Une défaillance majeure au Ghana bouscule le réseau régional
Le secteur de l’énergie en Afrique de l’Ouest traverse une zone de turbulences. Suite au sinistre, le réseau régional a été amputé d’une puissance colossale de près de 1 000 MW. Pour stabiliser son propre approvisionnement national, Accra a pris la décision radicale de suspendre ses exportations d’électricité vers le Burkina Faso, le Togo et le Bénin.
Si les abonnés de la SBEE ressentent inévitablement des perturbations, le spectre d’un black-out généralisé, qui aurait été inévitable par le passé, a été écarté. Cette résistance est le fruit d’une stratégie d’anticipation rigoureuse menée par les autorités béninoises.
Maria-Gléta 2 : la pièce maîtresse de la résilience béninoise
Le maintien sous tension du pays ne doit rien au hasard. La centrale thermique de Maria-Gléta 2, infrastructure emblématique du Programme d’Action du Gouvernement (PAG), s’impose aujourd’hui comme le bouclier énergétique de la nation. Alors que les importations font défaut, ce site stratégique tourne à plein régime pour compenser le déficit et protéger l’économie nationale.
Ce véritable poumon énergétique transforme ce qui aurait pu être une catastrophe nationale en une situation technique sous contrôle. Chaque mégawatt produit localement renforce la souveraineté du Bénin et garantit le confort minimum dans les foyers, prouvant que l’indépendance énergétique est un levier de sécurité indispensable.

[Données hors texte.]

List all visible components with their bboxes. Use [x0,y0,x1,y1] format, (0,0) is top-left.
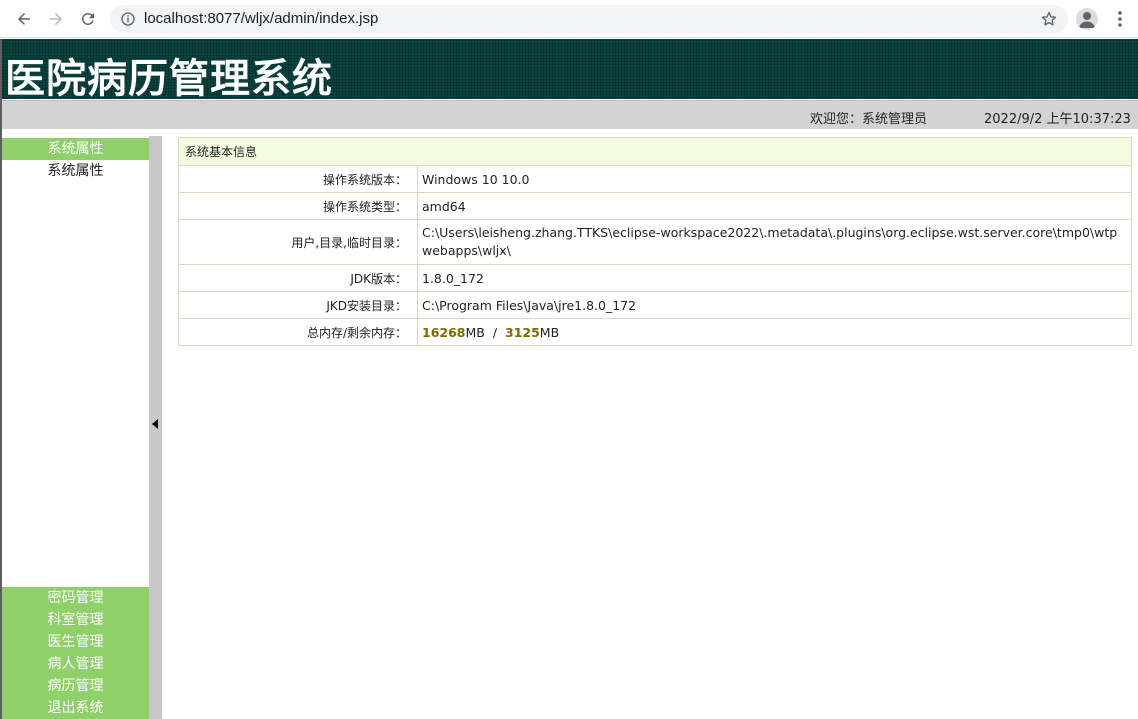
table-heading: 系统基本信息 [178,137,1132,166]
star-icon[interactable] [1040,10,1058,28]
row-label: 操作系统版本： [178,165,418,193]
sidebar-item-logout[interactable]: 退出系统 [2,697,149,719]
address-bar[interactable]: localhost:8077/wljx/admin/index.jsp [110,5,1068,33]
sidebar-item-records[interactable]: 病历管理 [2,675,149,697]
row-value: C:\Users\leisheng.zhang.TTKS\eclipse-wor… [417,219,1132,265]
memory-free: 3125 [505,324,540,340]
row-label: JDK版本： [178,264,418,292]
row-label: 总内存/剩余内存： [178,318,418,346]
table-row: 用户,目录,临时目录： C:\Users\leisheng.zhang.TTKS… [178,219,1132,265]
table-row: JKD安装目录： C:\Program Files\Java\jre1.8.0_… [178,291,1132,319]
memory-total-unit: MB [465,324,485,340]
row-label: JKD安装目录： [178,291,418,319]
memory-separator: / [492,324,498,340]
welcome-text: 欢迎您：系统管理员 [810,112,928,127]
sidebar-group-system-properties[interactable]: 系统属性 [2,138,149,160]
sidebar-item-system-properties[interactable]: 系统属性 [2,160,149,182]
sidebar-item-departments[interactable]: 科室管理 [2,609,149,631]
browser-toolbar: localhost:8077/wljx/admin/index.jsp [0,0,1138,38]
app-header: 医院病历管理系统 [2,39,1138,102]
menu-dots-icon[interactable] [1112,9,1128,29]
back-icon[interactable] [12,7,36,31]
sidebar-item-password[interactable]: 密码管理 [2,587,149,609]
info-icon[interactable] [120,11,136,27]
avatar-icon[interactable] [1076,8,1098,30]
system-info-table: 系统基本信息 操作系统版本： Windows 10 10.0 操作系统类型： a… [178,137,1132,346]
collapse-arrow-icon[interactable] [152,419,158,429]
reload-icon[interactable] [76,7,100,31]
url-text: localhost:8077/wljx/admin/index.jsp [144,10,379,27]
forward-icon[interactable] [44,7,68,31]
table-row: 总内存/剩余内存： 16268MB / 3125MB [178,318,1132,346]
table-row: 操作系统类型： amd64 [178,192,1132,220]
sidebar-item-doctors[interactable]: 医生管理 [2,631,149,653]
row-value: amd64 [417,192,1132,220]
row-value: C:\Program Files\Java\jre1.8.0_172 [417,291,1132,319]
sidebar-item-patients[interactable]: 病人管理 [2,653,149,675]
app-title: 医院病历管理系统 [5,56,333,102]
status-bar: 欢迎您：系统管理员 2022/9/2 上午10:37:23 [2,100,1138,129]
table-row: JDK版本： 1.8.0_172 [178,264,1132,292]
memory-total: 16268 [422,324,466,340]
sidebar-splitter[interactable] [149,136,162,719]
row-value: Windows 10 10.0 [417,165,1132,193]
memory-value: 16268MB / 3125MB [417,318,1132,346]
row-label: 用户,目录,临时目录： [178,219,418,265]
row-label: 操作系统类型： [178,192,418,220]
row-value: 1.8.0_172 [417,264,1132,292]
memory-free-unit: MB [539,324,560,340]
datetime-text: 2022/9/2 上午10:37:23 [984,112,1131,127]
sidebar-bottom-menu: 密码管理 科室管理 医生管理 病人管理 病历管理 退出系统 [2,587,149,719]
table-row: 操作系统版本： Windows 10 10.0 [178,165,1132,193]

Cap sur l’autonomie et la diversification énergétique
L’exécutif, sous l’impulsion de Patrice Talon, accélère ses efforts pour ne plus subir les aléas des réseaux voisins. La vision est claire : atteindre une autonomie libératrice. Pour y parvenir, le gouvernement mise sur plusieurs axes stratégiques :
- Le renforcement continu des capacités de production thermique sur le sol national.
- La modernisation des infrastructures de distribution électrique.
- La diversification vers des énergies propres, notamment à travers des projets solaires d’envergure.
Les tensions actuelles valident les choix d’investissement massifs opérés depuis 2016. En bâtissant Maria-Gléta 2, le gouvernement a doté le Bénin d’une capacité de réaction inédite. Bien que la dépendance régionale n’ait pas totalement disparu, le chemin vers une souveraineté énergétique totale est désormais une réalité concrète en pleine construction.